Do księgarni trafiła nieautoryzowana biografia Roberta Lewandowskiego
Niedawno na rynku ukazała się nieautoryzowana biografia Roberta Lewandowskiego, jednego z najlepszych polskich piłkarzy. O tej książce od dłuższego czas dyskutuje liczne grono nie tylko ze świata sportu
- Ogólnie kibice spodziewają się, że dowiedzą się czegoś o człowieku, a nie o piłkarzu, bo jednak jako piłkarza Roberta znamy, śledzimy jego karierę od lat. Natomiast myślę, że nieliczni poznali go jako kolegę z drużyny, kolegę z reprezentacji czy człowieka, z którym np. robili interesy. A że wiadomo, czasy są plotkarskie i lubimy spekulować, to myślę, że ta książka może być hitem - powiedział Radosław Majdan.
Na premierze książki pojawił się także Jakub Rzeźniczak, który miał okazję poznać Roberta Lewandowskiego, gdy jeszcze nie był bardzo popularny.
- Ja z Robertem szatni długo nie dzieliłem, bo kilka meczów w kadrze, chwila w rezerwach Legii Warszawa, więc to są te czasy, kiedy Robert jeszcze nie był znanym piłkarzem, a dopiero zaczynał. Jest inspiracją dla tych młodych zawodników. On nawet w tak już zaawansowanym wieku jak na piłkarza, wygląda nadal jak atleta, gra na najwyższym poziomie i jest inspiracją dla tych maluchów, czy nawet tych troszkę starszych piłkarzy, którzy chcą osiągnąć wielki sukces. Myślę, że z tej książki też będzie się można dużo dowiedzieć takich rzeczy, które pomogą w tej drodze na szczyt - mówił Jakub Rzeźniczak.
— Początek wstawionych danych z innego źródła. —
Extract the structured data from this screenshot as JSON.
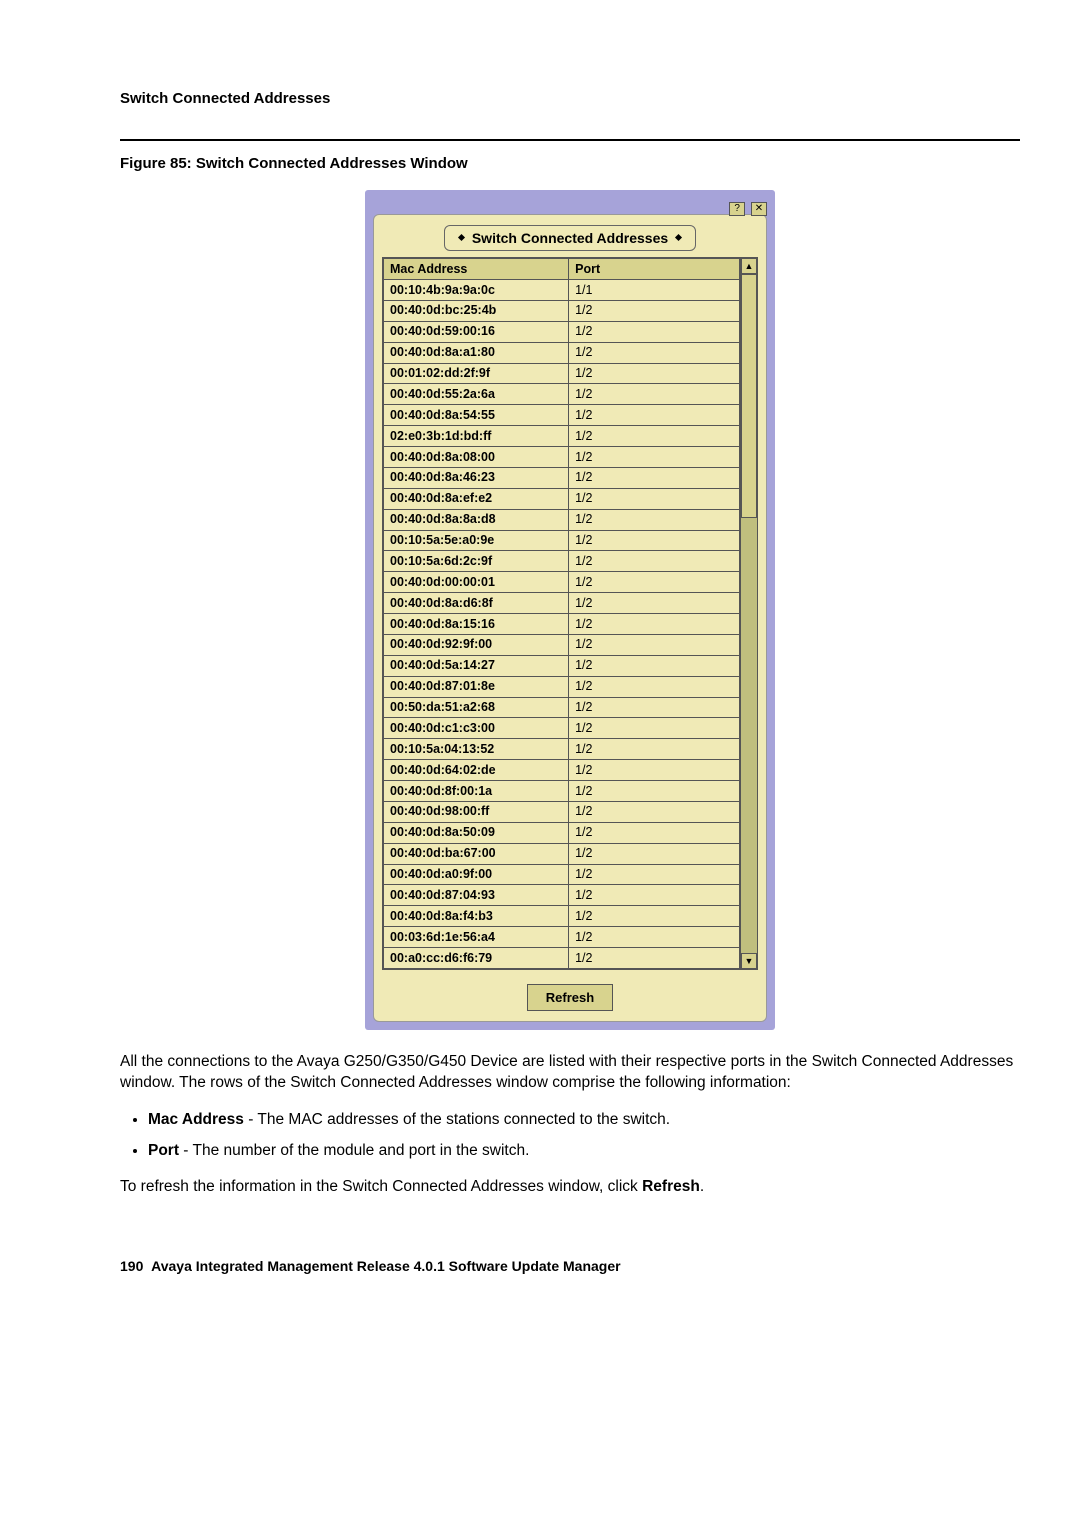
{
  "section_heading": "Switch Connected Addresses",
  "figure_caption": "Figure 85: Switch Connected Addresses Window",
  "window": {
    "title": "Switch Connected Addresses",
    "col_mac": "Mac Address",
    "col_port": "Port",
    "refresh_label": "Refresh",
    "rows": [
      {
        "mac": "00:10:4b:9a:9a:0c",
        "port": "1/1"
      },
      {
        "mac": "00:40:0d:bc:25:4b",
        "port": "1/2"
      },
      {
        "mac": "00:40:0d:59:00:16",
        "port": "1/2"
      },
      {
        "mac": "00:40:0d:8a:a1:80",
        "port": "1/2"
      },
      {
        "mac": "00:01:02:dd:2f:9f",
        "port": "1/2"
      },
      {
        "mac": "00:40:0d:55:2a:6a",
        "port": "1/2"
      },
      {
        "mac": "00:40:0d:8a:54:55",
        "port": "1/2"
      },
      {
        "mac": "02:e0:3b:1d:bd:ff",
        "port": "1/2"
      },
      {
        "mac": "00:40:0d:8a:08:00",
        "port": "1/2"
      },
      {
        "mac": "00:40:0d:8a:46:23",
        "port": "1/2"
      },
      {
        "mac": "00:40:0d:8a:ef:e2",
        "port": "1/2"
      },
      {
        "mac": "00:40:0d:8a:8a:d8",
        "port": "1/2"
      },
      {
        "mac": "00:10:5a:5e:a0:9e",
        "port": "1/2"
      },
      {
        "mac": "00:10:5a:6d:2c:9f",
        "port": "1/2"
      },
      {
        "mac": "00:40:0d:00:00:01",
        "port": "1/2"
      },
      {
        "mac": "00:40:0d:8a:d6:8f",
        "port": "1/2"
      },
      {
        "mac": "00:40:0d:8a:15:16",
        "port": "1/2"
      },
      {
        "mac": "00:40:0d:92:9f:00",
        "port": "1/2"
      },
      {
        "mac": "00:40:0d:5a:14:27",
        "port": "1/2"
      },
      {
        "mac": "00:40:0d:87:01:8e",
        "port": "1/2"
      },
      {
        "mac": "00:50:da:51:a2:68",
        "port": "1/2"
      },
      {
        "mac": "00:40:0d:c1:c3:00",
        "port": "1/2"
      },
      {
        "mac": "00:10:5a:04:13:52",
        "port": "1/2"
      },
      {
        "mac": "00:40:0d:64:02:de",
        "port": "1/2"
      },
      {
        "mac": "00:40:0d:8f:00:1a",
        "port": "1/2"
      },
      {
        "mac": "00:40:0d:98:00:ff",
        "port": "1/2"
      },
      {
        "mac": "00:40:0d:8a:50:09",
        "port": "1/2"
      },
      {
        "mac": "00:40:0d:ba:67:00",
        "port": "1/2"
      },
      {
        "mac": "00:40:0d:a0:9f:00",
        "port": "1/2"
      },
      {
        "mac": "00:40:0d:87:04:93",
        "port": "1/2"
      },
      {
        "mac": "00:40:0d:8a:f4:b3",
        "port": "1/2"
      },
      {
        "mac": "00:03:6d:1e:56:a4",
        "port": "1/2"
      },
      {
        "mac": "00:a0:cc:d6:f6:79",
        "port": "1/2"
      }
    ]
  },
  "body_para_1": "All the connections to the Avaya G250/G350/G450 Device are listed with their respective ports in the Switch Connected Addresses window. The rows of the Switch Connected Addresses window comprise the following information:",
  "bullets": [
    {
      "term": "Mac Address",
      "desc": " - The MAC addresses of the stations connected to the switch."
    },
    {
      "term": "Port",
      "desc": " - The number of the module and port in the switch."
    }
  ],
  "body_para_2_pre": "To refresh the information in the Switch Connected Addresses window, click ",
  "body_para_2_bold": "Refresh",
  "body_para_2_post": ".",
  "page_number": "190",
  "footer_text": "Avaya Integrated Management Release 4.0.1 Software Update Manager"
}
Jak na powstanie książki zareagował sam Robert Lewandowski?
Autorowi książki "Lewandowski. Prawdziwy" zależało na jak najbardziej złożonym portrecie gwiazdy FC Barcelony.
- Praca nad książką to było 11 miesięcy, właściwie dzień w dzień do wieczora. 251 rozmówców, ponad 50 podróży po Polsce, Niemczech i Hiszpanii. Bardzo trudno umówić się z prezydentem Barcelony, bo to jest po prostu bardzo zajęty człowiek, a druga kwestia jest taka, że Robert Lewandowski wciąż jest piłkarzem Barcelony, więc to naturalne, że Joan Laporta kiedy słyszy o wywiadzie z polskim dziennikarzem, to pyta Roberta, czy może porozmawiać, czy powinien porozmawiać. Mam dużą satysfakcję z tego, że te zdania, które są w książce wypowiadane, te opinie o Robercie, te historie są wypowiadane przez ludzi pod ich własnym nazwiskiem - chwalił się autor książki, Sebastian Staszewski.
Podczas jednej z konferencji reprezentacji Polski była szansa, by dowiedzieć się, co o tej publikacji sądzi sam bohater, czyli Robert Lewandowski
- Zacząłem ją czytać, nie miałem może za dużo czasu, więc parę rozdziałów przeczytałem. Jeśli chodzi o książkę, to ja szanuję każdy głos w tej książce, szanuję to też, jaka praca została wykonana, więc z wielką chęcią będę chciał ją przeczytać, zobaczyć, co dokładnie zostało napisane i też może się czegoś dowiedzieć jeszcze - skomentował Robert Lewandowski.